Bueno, ella lo amaba. Ni siquiera el espantoso insulto de haberla rechazado en matrimonio había logrado alejarla de él. ¿Habría algo que pudiera alejarla? Por eso era necesario que Servilia creyese que él era más brillante, más dotado, más capaz que cualquier otro hombre que Roma hubiera producido; pensar así era salvaguardar su propio orgullo. ¿Ella, una Servilia Cepión, iba a ir arrastrándose ante un hombre que no fuera el mejor que Roma hubiera producido nunca? ¡Imposible! ¡No, un César no se aliaría con el advenedizo Pompeyo, un hombre de Picenum! En particular cuando la hija de César estaba comprometida en matrimonio con el hijo de un hombre a quien el mismo Pompeyo había asesinado.

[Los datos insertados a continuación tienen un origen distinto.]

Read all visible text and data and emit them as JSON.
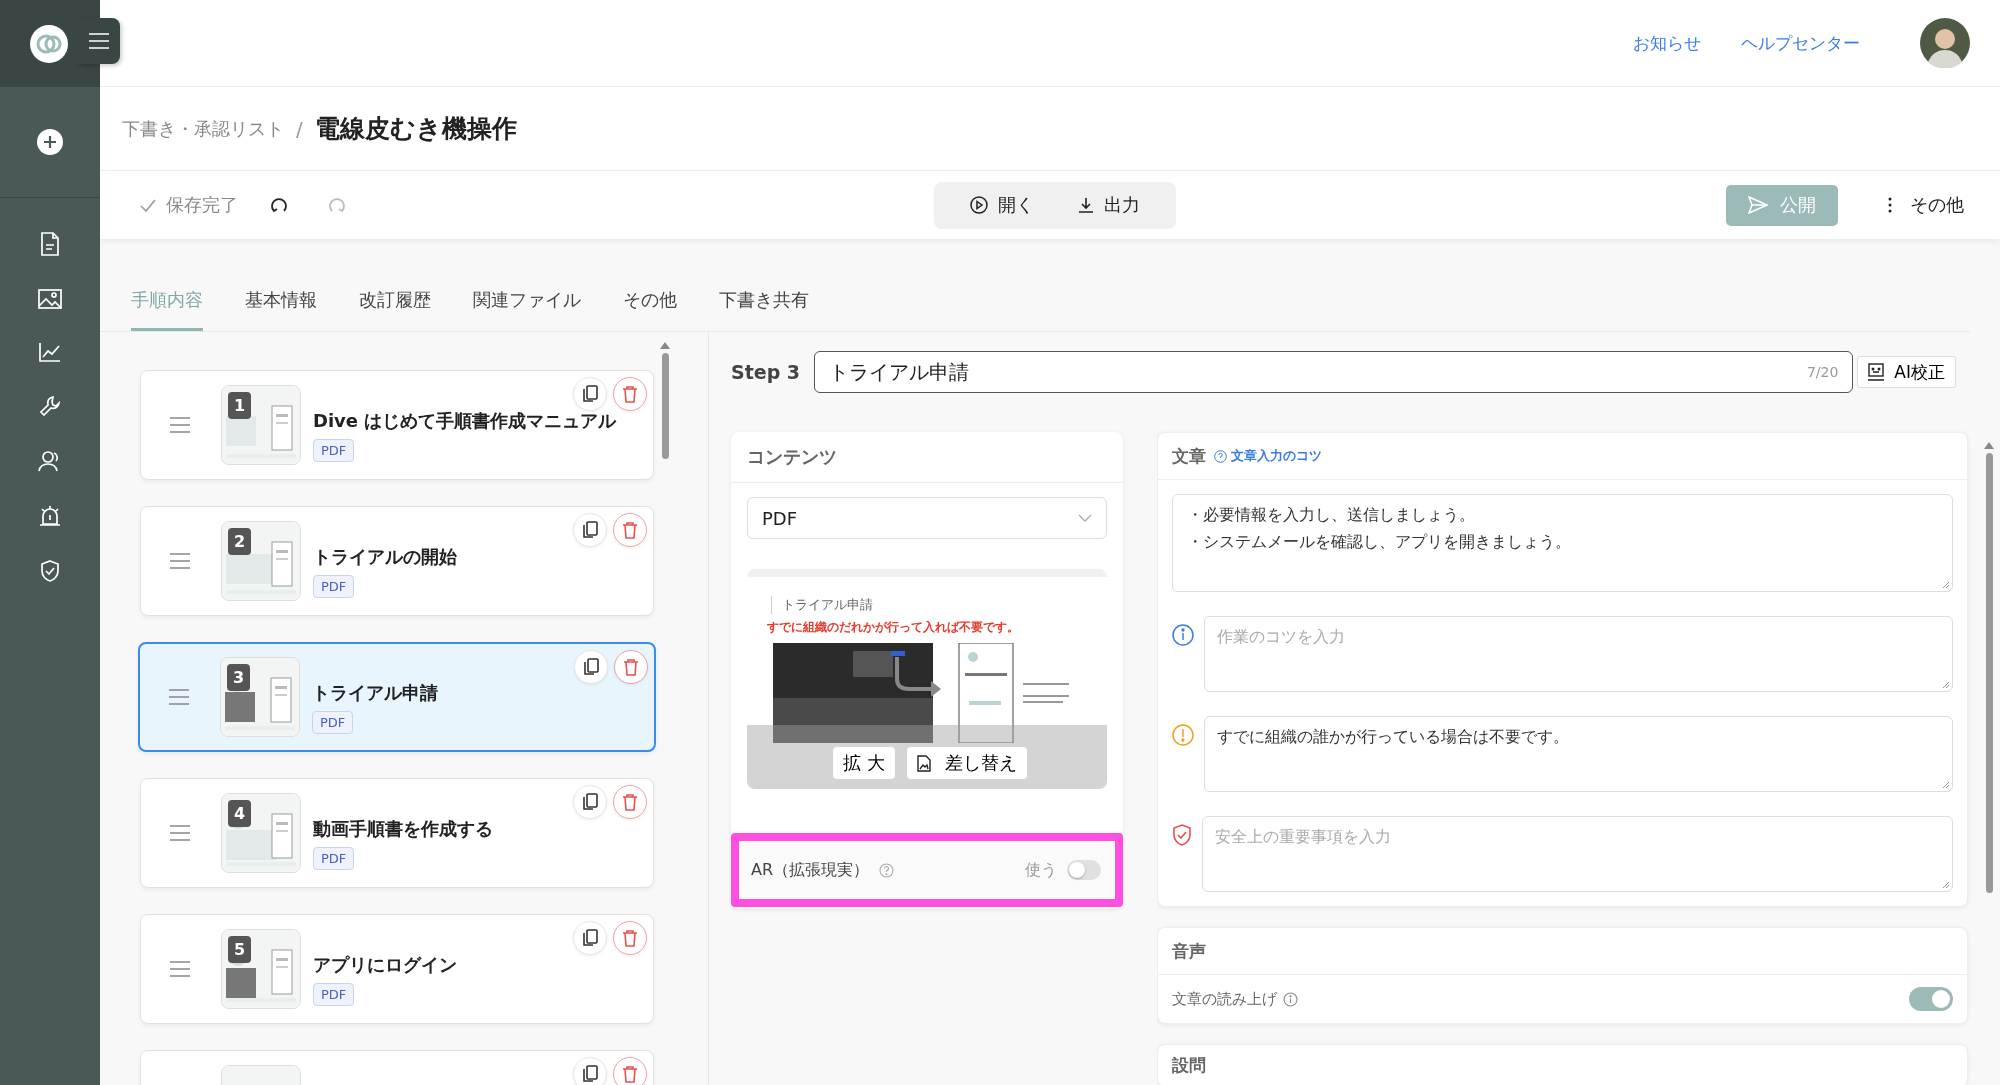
{
  "header": {
    "links": [
      "お知らせ",
      "ヘルプセンター"
    ]
  },
  "breadcrumb": {
    "parent": "下書き・承認リスト",
    "separator": "/",
    "title": "電線皮むき機操作"
  },
  "toolbar": {
    "save_status": "保存完了",
    "open": "開く",
    "export": "出力",
    "publish": "公開",
    "more": "その他"
  },
  "tabs": [
    {
      "label": "手順内容",
      "selected": true
    },
    {
      "label": "基本情報",
      "selected": false
    },
    {
      "label": "改訂履歴",
      "selected": false
    },
    {
      "label": "関連ファイル",
      "selected": false
    },
    {
      "label": "その他",
      "selected": false
    },
    {
      "label": "下書き共有",
      "selected": false
    }
  ],
  "steps": [
    {
      "number": "1",
      "title": "Dive はじめて手順書作成マニュアル",
      "tag": "PDF",
      "selected": false
    },
    {
      "number": "2",
      "title": "トライアルの開始",
      "tag": "PDF",
      "selected": false
    },
    {
      "number": "3",
      "title": "トライアル申請",
      "tag": "PDF",
      "selected": true
    },
    {
      "number": "4",
      "title": "動画手順書を作成する",
      "tag": "PDF",
      "selected": false
    },
    {
      "number": "5",
      "title": "アプリにログイン",
      "tag": "PDF",
      "selected": false
    },
    {
      "selected": false
    }
  ],
  "editor": {
    "step_label": "Step 3",
    "title": "トライアル申請",
    "counter": "7/20",
    "ai_button": "AI校正"
  },
  "content": {
    "heading": "コンテンツ",
    "type": "PDF",
    "preview": {
      "title": "トライアル申請",
      "note": "すでに組織のだれかが行って入れば不要です。"
    },
    "zoom_button": "拡 大",
    "replace_button": "差し替え",
    "ar": {
      "label": "AR（拡張現実）",
      "toggle_label": "使う",
      "on": false,
      "highlighted": true
    }
  },
  "text": {
    "heading": "文章",
    "tips_link": "文章入力のコツ",
    "body": [
      "・必要情報を入力し、送信しましょう。",
      "・システムメールを確認し、アプリを開きましょう。"
    ],
    "notes": [
      {
        "kind": "tip",
        "placeholder": "作業のコツを入力"
      },
      {
        "kind": "caution",
        "value": "すでに組織の誰かが行っている場合は不要です。"
      },
      {
        "kind": "safety",
        "placeholder": "安全上の重要事項を入力"
      }
    ]
  },
  "audio": {
    "heading": "音声",
    "read_aloud": "文章の読み上げ",
    "on": true
  },
  "questions": {
    "heading": "設問"
  }
}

Bruto la estaba esperando.
Servilia no se encontraba de humor para ocuparse de su hijo —en otro tiempo le habría dicho sin contemplaciones que se fuera—, pero últimamente lo soportaba con más paciencia, no porque César le hubiera dicho que era demasiado dura con él, sino porque el rechazo de César hacia ella había cambiado la situación en algunos aspectos muy sutiles. Por una vez la razón de Servilia —¿el mal?— no había sido capaz de dominar sus emociones —¿el bien?—, y cuando regresó a su casa después de aquella espantosa entrevista con César, ella había dado rienda suelta al dolor, a la rabia y a la pena que había en su interior. Toda la casa se había removido hasta las entrañas, los sirvientes habían salido huyendo, Bruto se había encerrado en sus habitaciones para escuchar desde allí. Luego ella había entrado como una tromba en el despacho de Bruto y le había contado lo que pensaba de Cayo Julio César, que no quería casarse con ella porque había sido una esposa infiel.